Members of the new initiative include the Airports Council International (ACI), Hyperledger, COVID-19 Credentials Initiative, International Chamber of Commerce (ICC), Mastercard and numerous others.
MIT researchers have now developed a novel way to record a patient’s vaccination history: storing the data in a pattern of dye, invisible to the naked eye, that is delivered under the skin at the same time as the vaccine.
“It’s possible someday that this ‘invisible’ approach could create new possibilities for data storage, biosensing, and vaccine applications that could improve how medical care is provided, particularly in the developing world,” Robert Langer, the David H. Koch Institute Professor at MIT, says.
The research was—of course—funded by the Bill and Melinda Gates Foundation, as well as the Koch Institute.
It all started, a long time ago, with symbols and markings on our skin. And here we are, back again, doing the same thing. Are we really advancing or are we actually returning full circle to where we were at the beginning. Back to proving our identities by cutting into our skin in order to identify who we are with numbers and symbols.

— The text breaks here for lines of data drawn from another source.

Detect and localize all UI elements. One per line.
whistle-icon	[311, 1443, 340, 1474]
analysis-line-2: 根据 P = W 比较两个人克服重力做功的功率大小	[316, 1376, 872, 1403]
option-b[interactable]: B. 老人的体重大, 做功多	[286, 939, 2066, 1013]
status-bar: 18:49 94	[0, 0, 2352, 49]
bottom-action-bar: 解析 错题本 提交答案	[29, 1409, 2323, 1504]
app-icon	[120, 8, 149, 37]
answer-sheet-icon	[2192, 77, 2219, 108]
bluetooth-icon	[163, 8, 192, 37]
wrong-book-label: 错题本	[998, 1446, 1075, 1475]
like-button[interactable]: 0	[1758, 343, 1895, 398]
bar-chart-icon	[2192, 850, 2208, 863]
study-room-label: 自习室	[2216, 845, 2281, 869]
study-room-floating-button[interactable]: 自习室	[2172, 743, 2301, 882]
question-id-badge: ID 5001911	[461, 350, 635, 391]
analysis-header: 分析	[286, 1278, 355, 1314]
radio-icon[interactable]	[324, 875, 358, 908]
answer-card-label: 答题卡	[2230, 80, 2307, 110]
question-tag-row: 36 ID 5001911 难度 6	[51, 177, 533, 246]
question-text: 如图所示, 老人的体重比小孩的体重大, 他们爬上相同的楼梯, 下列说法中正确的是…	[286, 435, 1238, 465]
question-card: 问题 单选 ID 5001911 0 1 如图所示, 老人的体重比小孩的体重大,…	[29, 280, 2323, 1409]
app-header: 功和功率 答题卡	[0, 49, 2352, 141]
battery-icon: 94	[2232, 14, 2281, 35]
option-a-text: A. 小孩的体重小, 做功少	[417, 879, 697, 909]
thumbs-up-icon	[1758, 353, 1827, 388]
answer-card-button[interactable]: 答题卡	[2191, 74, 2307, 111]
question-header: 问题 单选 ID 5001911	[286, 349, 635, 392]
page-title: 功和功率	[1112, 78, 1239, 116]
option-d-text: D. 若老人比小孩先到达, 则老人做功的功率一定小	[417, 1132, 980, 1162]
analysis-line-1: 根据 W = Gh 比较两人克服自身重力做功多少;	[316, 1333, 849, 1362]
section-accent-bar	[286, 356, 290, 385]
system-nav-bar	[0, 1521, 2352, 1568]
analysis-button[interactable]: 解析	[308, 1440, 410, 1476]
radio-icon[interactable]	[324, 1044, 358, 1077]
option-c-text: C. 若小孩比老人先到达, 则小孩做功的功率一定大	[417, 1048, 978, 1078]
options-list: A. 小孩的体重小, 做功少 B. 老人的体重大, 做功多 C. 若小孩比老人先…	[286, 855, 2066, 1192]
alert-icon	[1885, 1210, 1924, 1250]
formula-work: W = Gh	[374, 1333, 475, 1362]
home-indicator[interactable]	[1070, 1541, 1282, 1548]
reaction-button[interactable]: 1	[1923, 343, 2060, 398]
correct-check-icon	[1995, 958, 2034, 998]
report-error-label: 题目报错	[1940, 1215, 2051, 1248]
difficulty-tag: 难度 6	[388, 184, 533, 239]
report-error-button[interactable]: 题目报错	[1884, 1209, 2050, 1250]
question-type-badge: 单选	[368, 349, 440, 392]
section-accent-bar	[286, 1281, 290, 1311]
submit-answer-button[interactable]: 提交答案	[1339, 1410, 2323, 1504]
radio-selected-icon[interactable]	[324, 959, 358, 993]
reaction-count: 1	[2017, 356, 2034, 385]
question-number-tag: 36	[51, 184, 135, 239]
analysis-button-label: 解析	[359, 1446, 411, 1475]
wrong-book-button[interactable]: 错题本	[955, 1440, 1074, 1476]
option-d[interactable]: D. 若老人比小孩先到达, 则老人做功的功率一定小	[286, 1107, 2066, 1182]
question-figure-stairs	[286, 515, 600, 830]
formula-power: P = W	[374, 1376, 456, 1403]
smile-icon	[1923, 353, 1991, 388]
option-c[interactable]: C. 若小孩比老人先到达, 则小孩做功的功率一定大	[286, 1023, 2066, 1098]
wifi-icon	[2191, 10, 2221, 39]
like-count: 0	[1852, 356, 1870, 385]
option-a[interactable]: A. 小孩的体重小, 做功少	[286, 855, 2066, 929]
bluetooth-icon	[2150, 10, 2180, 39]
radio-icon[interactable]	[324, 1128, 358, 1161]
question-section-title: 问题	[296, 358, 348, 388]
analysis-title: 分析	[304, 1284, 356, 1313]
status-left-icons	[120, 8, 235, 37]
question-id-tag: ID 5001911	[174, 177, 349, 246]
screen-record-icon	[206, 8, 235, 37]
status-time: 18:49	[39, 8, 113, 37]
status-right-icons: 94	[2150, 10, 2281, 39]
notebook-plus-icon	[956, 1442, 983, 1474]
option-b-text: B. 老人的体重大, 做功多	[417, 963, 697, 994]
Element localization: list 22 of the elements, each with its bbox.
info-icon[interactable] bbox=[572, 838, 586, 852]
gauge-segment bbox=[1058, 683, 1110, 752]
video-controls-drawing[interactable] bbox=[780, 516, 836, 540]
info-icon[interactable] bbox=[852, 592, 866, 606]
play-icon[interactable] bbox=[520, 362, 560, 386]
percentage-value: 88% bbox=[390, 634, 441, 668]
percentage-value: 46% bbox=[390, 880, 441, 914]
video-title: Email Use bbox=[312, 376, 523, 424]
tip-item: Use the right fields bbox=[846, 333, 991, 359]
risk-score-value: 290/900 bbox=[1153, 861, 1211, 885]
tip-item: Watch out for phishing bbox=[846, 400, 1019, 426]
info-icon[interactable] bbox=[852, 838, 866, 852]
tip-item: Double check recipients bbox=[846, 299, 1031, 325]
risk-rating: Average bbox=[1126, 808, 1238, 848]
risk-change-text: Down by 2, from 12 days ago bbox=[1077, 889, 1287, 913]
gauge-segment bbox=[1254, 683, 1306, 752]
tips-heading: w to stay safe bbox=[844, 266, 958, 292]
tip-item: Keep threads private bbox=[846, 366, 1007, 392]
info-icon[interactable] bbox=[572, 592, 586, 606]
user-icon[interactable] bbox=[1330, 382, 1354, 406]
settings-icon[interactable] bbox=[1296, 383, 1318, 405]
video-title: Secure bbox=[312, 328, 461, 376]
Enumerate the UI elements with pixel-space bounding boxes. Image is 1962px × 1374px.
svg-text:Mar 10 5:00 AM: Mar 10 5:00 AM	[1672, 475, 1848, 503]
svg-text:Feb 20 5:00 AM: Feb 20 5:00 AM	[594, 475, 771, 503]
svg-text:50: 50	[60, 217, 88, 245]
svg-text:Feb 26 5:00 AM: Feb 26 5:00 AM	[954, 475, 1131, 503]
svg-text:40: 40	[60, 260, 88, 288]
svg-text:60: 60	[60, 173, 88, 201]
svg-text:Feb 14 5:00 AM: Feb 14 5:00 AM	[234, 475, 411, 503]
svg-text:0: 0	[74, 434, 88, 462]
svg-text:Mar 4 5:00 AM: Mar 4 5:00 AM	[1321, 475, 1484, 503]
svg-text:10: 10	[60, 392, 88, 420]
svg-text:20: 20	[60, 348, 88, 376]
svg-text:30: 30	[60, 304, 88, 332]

I’ve been watching The Prisoner again. I remember watching it as a child. It was strange and compelling. I didn’t understand it. I now read with a chuckle that McGoohan made it for a “small audience—intelligent people.”
The last episode of the show is exactly the same as the first. Six cannot be freed from captivity. He must continually fight against unknown forces that seek to unlock his deepest secrets and steal his stories, all while trying to turn him into an obedient, empty shell.
McGoohan said the final scene is meant to show how “freedom is a myth.” There is no conclusion to the series because “we continue to be prisoners.”
Who put us in this prison? Is it some outside force or is it ourselves?
Note: I use the term the Vast Machine often in my writing, thanks to one of my favorite authors Jonathan Twelve Hawks and his book, The Traveler.